Toda la vida de san José aparece rodeada de misterio; de ese mismo misterio que descubre en la Virgen y ante el que cree más oportuno separarse. Pero a esa decisión suya Dios responde uniéndolo más a él. En esa actitud de José ya descubrimos una manera de tratar las cosas de Dios, y más ante las grandes celebraciones que se avecinan. Se trata del temor ante lo sagrado. Temor aquí no significa miedo, sino reconocimiento de que algo desmesuradamente grande para nosotros está sucediendo. El temor nos coloca ante la grandeza de Dios y nos ayuda a tomar conciencia de nuestra pequeñez. Es lo que hace José. Y esa actitud se revela necesaria para poder, después, participar bien de los misterios de Dios sin maltratarlos ni tergiversarlos.

A las puertas de la Semana Santa, que hemos celebrado tantas veces, sentimos, con san José la grandeza del misterio pascual.

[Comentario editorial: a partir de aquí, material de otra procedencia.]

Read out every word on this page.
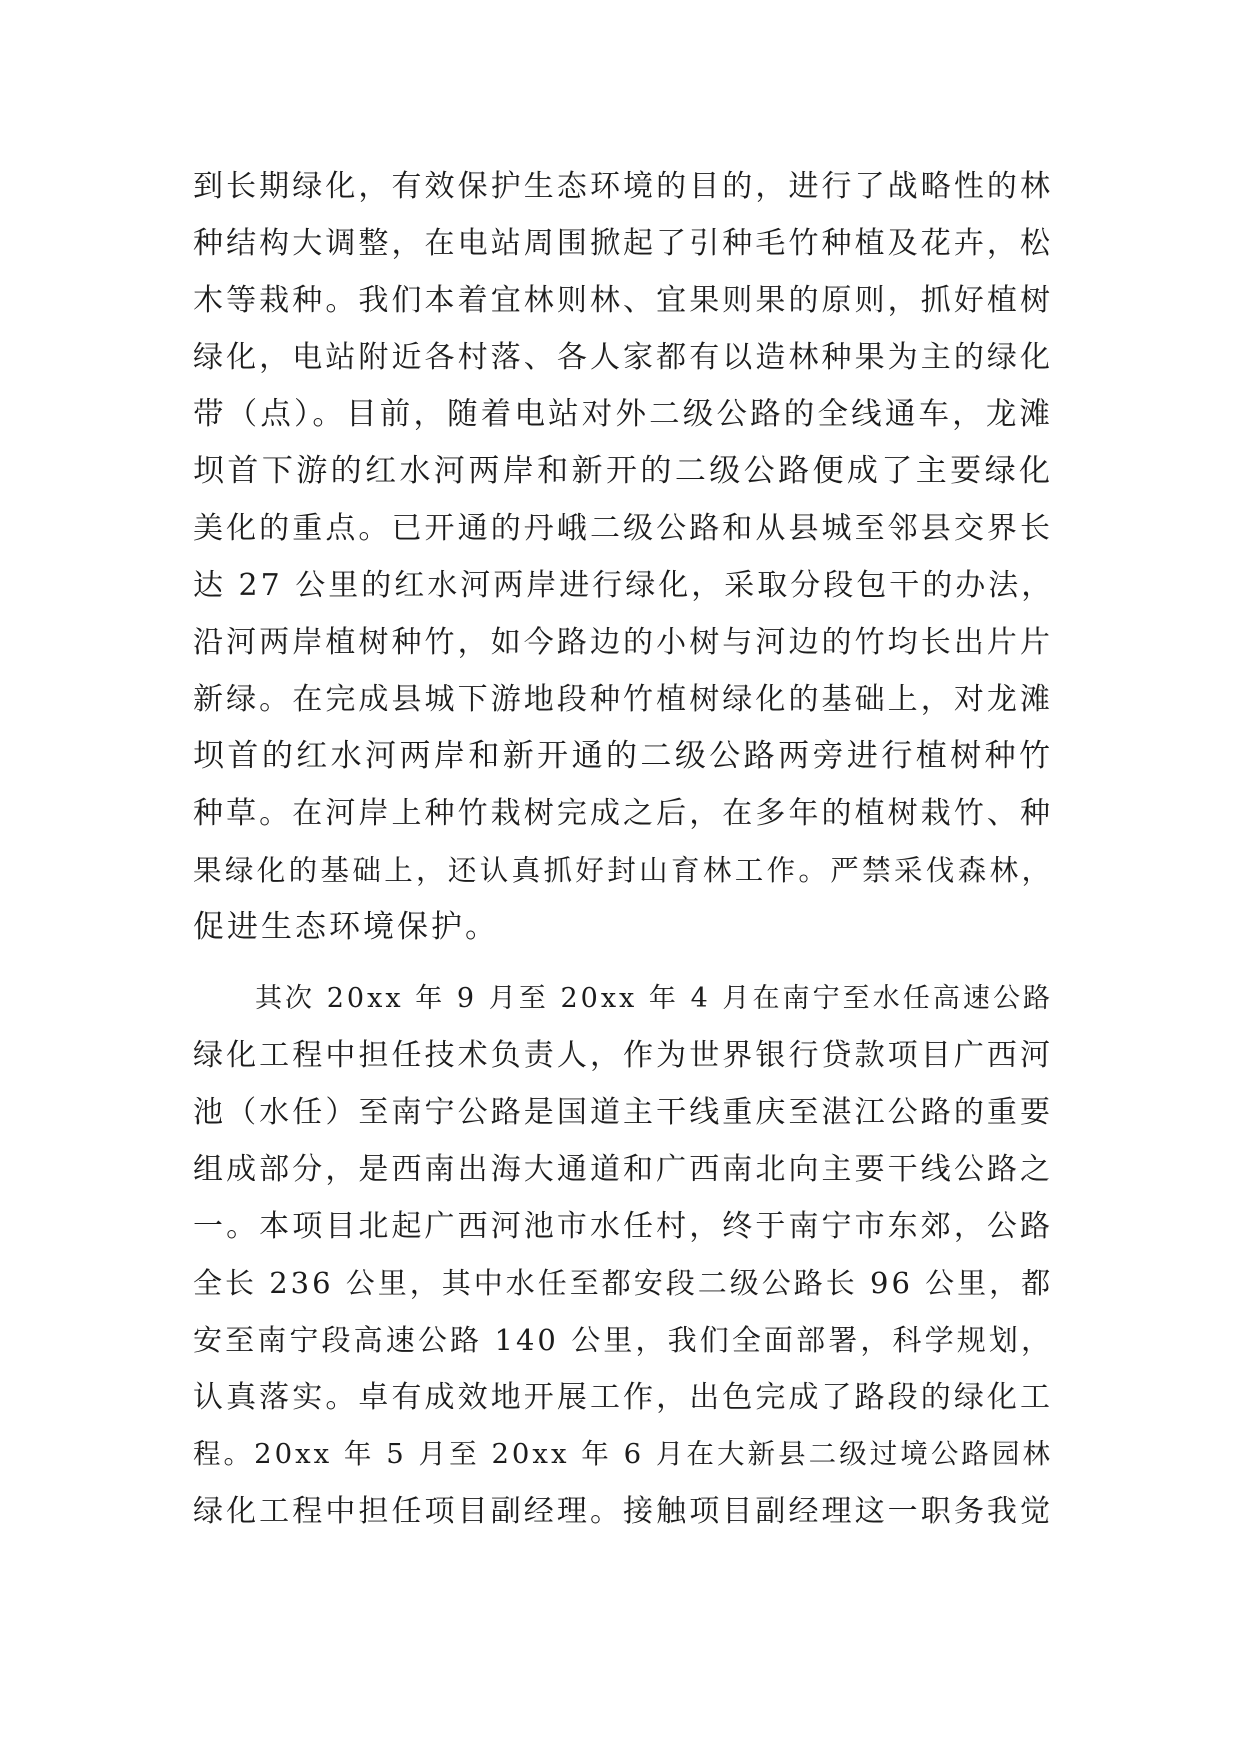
到长期绿化，有效保护生态环境的目的，进行了战略性的林
种结构大调整，在电站周围掀起了引种毛竹种植及花卉，松
木等栽种。我们本着宜林则林、宜果则果的原则，抓好植树
绿化，电站附近各村落、各人家都有以造林种果为主的绿化
带（点）。目前，随着电站对外二级公路的全线通车，龙滩
坝首下游的红水河两岸和新开的二级公路便成了主要绿化
美化的重点。已开通的丹峨二级公路和从县城至邻县交界长
达 27 公里的红水河两岸进行绿化，采取分段包干的办法，
沿河两岸植树种竹，如今路边的小树与河边的竹均长出片片
新绿。在完成县城下游地段种竹植树绿化的基础上，对龙滩
坝首的红水河两岸和新开通的二级公路两旁进行植树种竹
种草。在河岸上种竹栽树完成之后，在多年的植树栽竹、种
果绿化的基础上，还认真抓好封山育林工作。严禁采伐森林，
促进生态环境保护。
其次 20xx 年 9 月至 20xx 年 4 月在南宁至水任高速公路
绿化工程中担任技术负责人，作为世界银行贷款项目广西河
池（水任）至南宁公路是国道主干线重庆至湛江公路的重要
组成部分，是西南出海大通道和广西南北向主要干线公路之
一。本项目北起广西河池市水任村，终于南宁市东郊，公路
全长 236 公里，其中水任至都安段二级公路长 96 公里，都
安至南宁段高速公路 140 公里，我们全面部署，科学规划，
认真落实。卓有成效地开展工作，出色完成了路段的绿化工
程。20xx 年 5 月至 20xx 年 6 月在大新县二级过境公路园林
绿化工程中担任项目副经理。接触项目副经理这一职务我觉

No se trata de retirarnos de él porque ya sabemos que Jesucristo nos quiere ahí, a su lado. Pero podemos aprender ese respeto humilde que hace las cosas comprensibles. El ángel explica lo que sucede a quien no intenta someterlo a su criterio racionalista. San José no pretende entenderlo todo. Precisamente porque es justo, que significa en las Sagradas Escrituras santo, sabe tratar adecuadamente todas las cosas: las humanas y las divinas.

Otro aspecto que repetidamente se señala sobre san José es su silencio. Los evangelios no recogen ninguna palabra suya. Lo vemos obediente en todo, prefigurando esa obediencia hasta el extremo de Jesús, pero ninguna palabra suya nos ha sido conservada. Sabemos que escucha a Dios y que su palabra es eficaz en su vida, pero no sabemos qué dice él.

Ese silencio es también una escuela para todos nosotros. Porque el silencio, interior y exterior, nos lleva a escuchar mejor a Dios. Es imprescindible para la oración y también para captar los matices. Hoy en día nos hemos acostumbrado a trabajar con la radio puesta; lo mismo hacemos al conducir e incluso en las comidas familiares no es raro que la televisión sea el único comensal que puede interrumpir una conversación sin que pase nada. Pero el ruido impide fijar la atención en las cosas. Necesitamos de ese hábito para contemplar la pasión de Jesús, acompañar a su Madre en el sábado santo y captar la alegría de la resurrección. Que el silencio sólo sea roto por la Palabra de Dios.
Finalmente, los acontecimientos de la vida de José, como el viaje a Belén para empadronarse, la pobreza del pesebre o la huida a Egipto por la amenaza de muerte, vinculan a San José con la pasión de Jesús. Toda la vida de Jesús, desde su nacimiento, se ordenó al sacrificio del Gólgota. San José, al igual que la Virgen María, lo acompañaron en ese camino.